J’entends. J’écoute. Je ressens. Je vis.


Mes yeux fermés, la musique m’envahit.


Une batterie. Une ligne de basse.


Un rythme. Une hypnose surgit.


Des paroles susurrées ou meuglées viennent chuter sur mes tympans.


Michael Gira, maître à bord du projet Swans, vient après plus de 30 ans de carrière pondre un nouveau chef-d’œuvre : To Be Kind.


La musique torturée du groupe vient chercher l’auditeur dans ses retranchements, d’une lumineuse croyance dans l’éternel et le divin jusqu’aux abîmes de nos plus sombres secrets intérieurs. Leur musique n’aura jamais été aussi représentative de cette dichotomie du bien et du mal en chaque Homme. Le positif ne peut exister sans son négatif, comme le yin et le yang que l’on retrouve dans la structure même du morceau majeur de l’album : Bring the Sun / Toussaint l’ouverture .


L’expérience Swans se veut être celle d’une hypnose, elle trouve son point d’acmé avec deux types de morceaux qui se rejoignent et s’accordent au sein du projet.
Ceux énergiques (Screenshot, Oxygen, ...) et ceux lancinant (Just a Little Boy (For Chester Burnett), Kirsten Supine, …) qui ne s’opposent donc pas puisque le but est le même : celui d’une transe par la musique.
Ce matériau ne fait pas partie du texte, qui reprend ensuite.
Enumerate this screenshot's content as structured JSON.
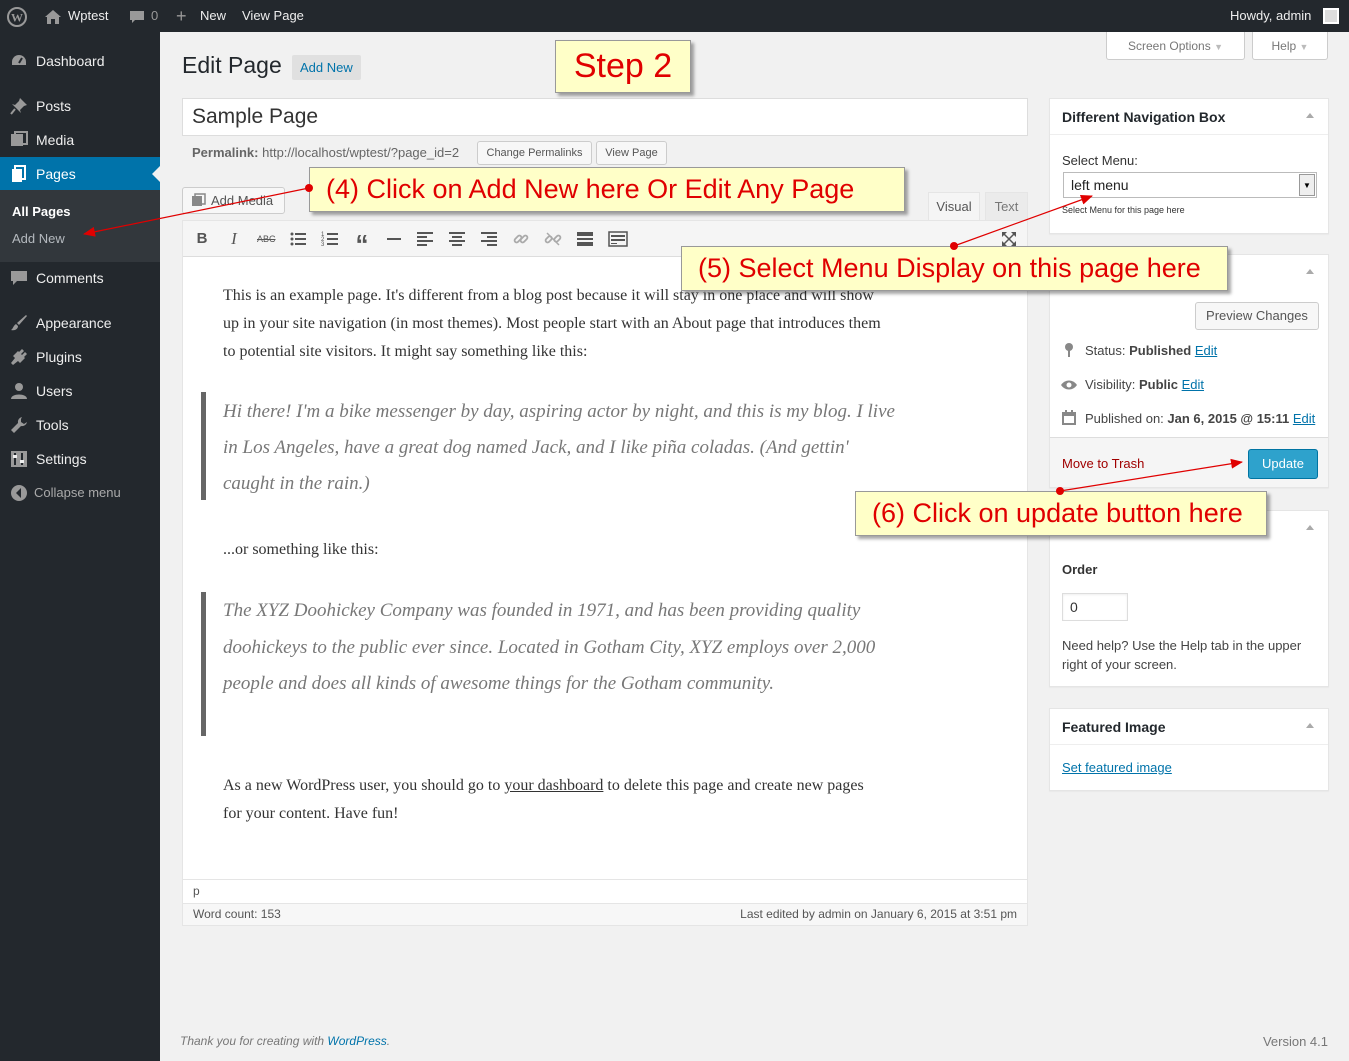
{
  "adminbar": {
    "site_name": "Wptest",
    "comments_count": "0",
    "new_label": "New",
    "view_page_label": "View Page",
    "howdy": "Howdy, admin"
  },
  "sidebar": {
    "items": [
      {
        "label": "Dashboard",
        "icon": "dashboard-icon"
      },
      {
        "label": "Posts",
        "icon": "pin-icon"
      },
      {
        "label": "Media",
        "icon": "media-icon"
      },
      {
        "label": "Pages",
        "icon": "pages-icon"
      },
      {
        "label": "Comments",
        "icon": "comment-icon"
      },
      {
        "label": "Appearance",
        "icon": "brush-icon"
      },
      {
        "label": "Plugins",
        "icon": "plug-icon"
      },
      {
        "label": "Users",
        "icon": "user-icon"
      },
      {
        "label": "Tools",
        "icon": "wrench-icon"
      },
      {
        "label": "Settings",
        "icon": "settings-icon"
      },
      {
        "label": "Collapse menu",
        "icon": "collapse-icon"
      }
    ],
    "submenu": [
      "All Pages",
      "Add New"
    ]
  },
  "header": {
    "title": "Edit Page",
    "add_new": "Add New",
    "screen_options": "Screen Options",
    "help": "Help"
  },
  "editor": {
    "title_value": "Sample Page",
    "permalink_label": "Permalink:",
    "permalink_url": "http://localhost/wptest/?page_id=2",
    "change_permalinks": "Change Permalinks",
    "view_page": "View Page",
    "add_media": "Add Media",
    "tab_visual": "Visual",
    "tab_text": "Text",
    "p1": "This is an example page. It's different from a blog post because it will stay in one place and will show up in your site navigation (in most themes). Most people start with an About page that introduces them to potential site visitors. It might say something like this:",
    "q1": "Hi there! I'm a bike messenger by day, aspiring actor by night, and this is my blog. I live in Los Angeles, have a great dog named Jack, and I like piña coladas. (And gettin' caught in the rain.)",
    "p2": "...or something like this:",
    "q2": "The XYZ Doohickey Company was founded in 1971, and has been providing quality doohickeys to the public ever since. Located in Gotham City, XYZ employs over 2,000 people and does all kinds of awesome things for the Gotham community.",
    "p3_before": "As a new WordPress user, you should go to ",
    "p3_link": "your dashboard",
    "p3_after": " to delete this page and create new pages for your content. Have fun!",
    "path": "p",
    "word_count": "Word count: 153",
    "last_edited": "Last edited by admin on January 6, 2015 at 3:51 pm"
  },
  "nav_box": {
    "title": "Different Navigation Box",
    "select_label": "Select Menu:",
    "selected": "left menu",
    "hint": "Select Menu for this page here"
  },
  "publish": {
    "preview": "Preview Changes",
    "status_label": "Status:",
    "status_value": "Published",
    "visibility_label": "Visibility:",
    "visibility_value": "Public",
    "published_label": "Published on:",
    "published_value": "Jan 6, 2015 @ 15:11",
    "edit": "Edit",
    "trash": "Move to Trash",
    "update": "Update"
  },
  "attributes": {
    "order_label": "Order",
    "order_value": "0",
    "help": "Need help? Use the Help tab in the upper right of your screen."
  },
  "featured": {
    "title": "Featured Image",
    "link": "Set featured image"
  },
  "footer": {
    "thanks": "Thank you for creating with ",
    "wp_link": "WordPress",
    "dot": ".",
    "version": "Version 4.1"
  },
  "callouts": {
    "step2": "Step 2",
    "c4": "(4) Click on Add New here Or Edit Any Page",
    "c5": "(5) Select Menu Display on this page here",
    "c6": "(6) Click on update button here"
  },
  "colors": {
    "admin_dark": "#23282d",
    "accent": "#0073aa",
    "update_button": "#2ea2cc",
    "callout_bg": "#ffffc8",
    "callout_text": "#e00000",
    "trash": "#a00000"
  }
}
Les rythmiques répétitives caractéristiques du groupe où viennent s’accumuler différents sons à la mélodie apportent cette montée en puissance jouissive.


En un morceau, tout est déjà dit.


Screenshot annonce un album puissant, virtuose, gracieux et brutale dans son entrée. La rythmique de la basse ou s’ajoute la batterie puis la voix, prend au fil des huit minutes l’ampleur d’un colosse qui écrase l’auditeur pour nous laisser pantois. Dans son énergie éreintante, Gira s’écrit "HERE ! NOW !" (hic et nunc) en boucle . Comme pour nous dire d’en profiter tant qu’il est temps.


Chaque morceau fait cet effet de démesure autant qu’une approche presque tribale dans sa façon d’aborder les sons qui font mouvoir de façon incontrôlable notre corps. Le cerveau nous lâche et les émotions prennent le dessus sur le reste. La musique nous emportent alors pendant plus de deux heures intenses où nous passeront par une palette d’émotions.


En nous faisant revenir à notre enfance (la pochette + le titre "Kind" signifie "enfant" en allemand), le groupe ramène l’auditeur à son statut d’Homme autant dans sa simplicité terre à terre (résumé par les paroles de Some Things We Do et Screenshot) qu’a sa complexité intérieur. D’une recherche d’un absolue religieux, mystique, divin ou simplement quelque chose en quoi croire pour vivre malgré le Mal qui se propage en nous de jour en jour.


Le message est clair : il faut vivre. Vivre pleinement.


C’est ce que dis l’épuisant et étourdissant Oxygen en mettant en avant notre propre respiration, banalité effarante qui devient sensitive par la frénésie du morceau jusqu'à nous faire perdre pied.


Il faut en cela traverser notre passé (l’enfance) pour pouvoir comprendre notre présent (ce qui nous constitue) et passer par la future étape de la mort et de l’après. Pour cela, il faut croire en quelque chose : la Musique.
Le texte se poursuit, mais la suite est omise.